Courtesy of USHMM Photo Archives (Photo #81070)
Among those pictured are: Alexander (Shmaya) Stupel (front row, third from the right), a well-known German-Jewish violinist, and his brother Boris, standing behind the violinists. Pictured in the front right is Maya Gladshtein (later Kapit).
Boris Stupel survived Dachau and later immigrated to Australia. His brother, Alexander, perished in Dachau. Maya Gladshtein also survived and immigrated to Israel.

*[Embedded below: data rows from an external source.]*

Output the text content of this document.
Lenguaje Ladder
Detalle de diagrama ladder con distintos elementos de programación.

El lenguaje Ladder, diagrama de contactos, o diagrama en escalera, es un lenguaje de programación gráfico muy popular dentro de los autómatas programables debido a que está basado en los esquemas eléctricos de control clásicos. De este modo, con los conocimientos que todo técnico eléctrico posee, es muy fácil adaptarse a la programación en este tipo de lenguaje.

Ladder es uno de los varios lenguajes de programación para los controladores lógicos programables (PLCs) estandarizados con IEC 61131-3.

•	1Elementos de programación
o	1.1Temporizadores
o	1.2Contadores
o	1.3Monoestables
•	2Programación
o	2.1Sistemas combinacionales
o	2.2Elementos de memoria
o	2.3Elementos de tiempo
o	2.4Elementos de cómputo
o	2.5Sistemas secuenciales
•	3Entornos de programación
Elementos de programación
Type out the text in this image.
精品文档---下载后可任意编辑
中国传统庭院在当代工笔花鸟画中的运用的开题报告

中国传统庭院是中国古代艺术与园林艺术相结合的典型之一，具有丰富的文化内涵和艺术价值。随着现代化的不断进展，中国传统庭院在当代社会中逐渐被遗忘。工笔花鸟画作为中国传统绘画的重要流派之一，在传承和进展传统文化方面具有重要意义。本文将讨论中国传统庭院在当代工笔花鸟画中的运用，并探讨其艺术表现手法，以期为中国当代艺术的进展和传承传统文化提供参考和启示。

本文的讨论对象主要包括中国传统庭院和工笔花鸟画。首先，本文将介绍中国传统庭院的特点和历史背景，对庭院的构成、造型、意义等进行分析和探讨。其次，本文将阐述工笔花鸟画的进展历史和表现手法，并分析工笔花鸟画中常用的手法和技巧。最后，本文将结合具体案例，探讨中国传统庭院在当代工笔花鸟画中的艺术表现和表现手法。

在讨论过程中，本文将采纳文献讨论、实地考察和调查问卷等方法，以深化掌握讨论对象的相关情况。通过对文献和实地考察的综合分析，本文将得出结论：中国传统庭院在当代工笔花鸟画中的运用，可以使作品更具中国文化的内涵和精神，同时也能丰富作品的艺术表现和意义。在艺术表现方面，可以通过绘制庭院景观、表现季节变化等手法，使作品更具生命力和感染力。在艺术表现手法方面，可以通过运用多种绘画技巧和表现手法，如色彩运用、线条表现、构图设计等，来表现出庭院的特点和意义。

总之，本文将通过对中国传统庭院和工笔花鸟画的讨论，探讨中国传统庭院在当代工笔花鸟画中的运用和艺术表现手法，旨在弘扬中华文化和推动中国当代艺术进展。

Following the German occupation of Kaunas, many of the city’s leading musicians, were forced to move to the Jewish ghetto. Most brought their musical instruments with them. However, on August 18, 1941, soon after the sealing of the ghetto, the Germans held a special “Intellectuals Action” which resulted in the murder of 534 of the most educated men in the ghetto. Afterwards, most musicians were afraid to publicly declare themselves as professionals. The Jewish council decided the best way to protect these musicians was to make them policemen and issue them uniforms. During the summer of 1942, when the killing actions had stopped and the ghetto was in the midst of its “Quiet Period,” the council felt it was safe to ask permission for the ghetto’s musicians to regroup into an orchestra. The orchestra consisted of 35 instrumentalists and five vocalists led by the noted conductor Michael Leo Hofmekler and the concertmaster Alexander Stupel. Performances were held bi-weekly, and a total of 80 concerts were given during the ghetto’s history. Performances were given in the ghetto’s Police House, the former building of the Slobodka Yeshiva. They were coordinated by the ghetto’s director of education and culture, the noted linguist Chaim Nachman Shapiro (who was also the son of Kovno’s chief rabbi). Though the first concert, which began with a moment of silence followed by “Kol Nidre” (the opening hymn of the Yom Kippur service), featured only serious music, many in the ghetto felt it was unseemly to hold concerts in a place of mourning. They considered these concerts to be solely for the ghetto elite and a desecration of the yeshiva. However, despite these criticisms, most felt that the concerts served a useful purpose in raising the level of morale in the ghetto. Ironically, though the musicians were initially made policemen as a form of protection, during the “Police Action” of March 27, 1944, only the musicians were spared transfer to the Ninth Fort.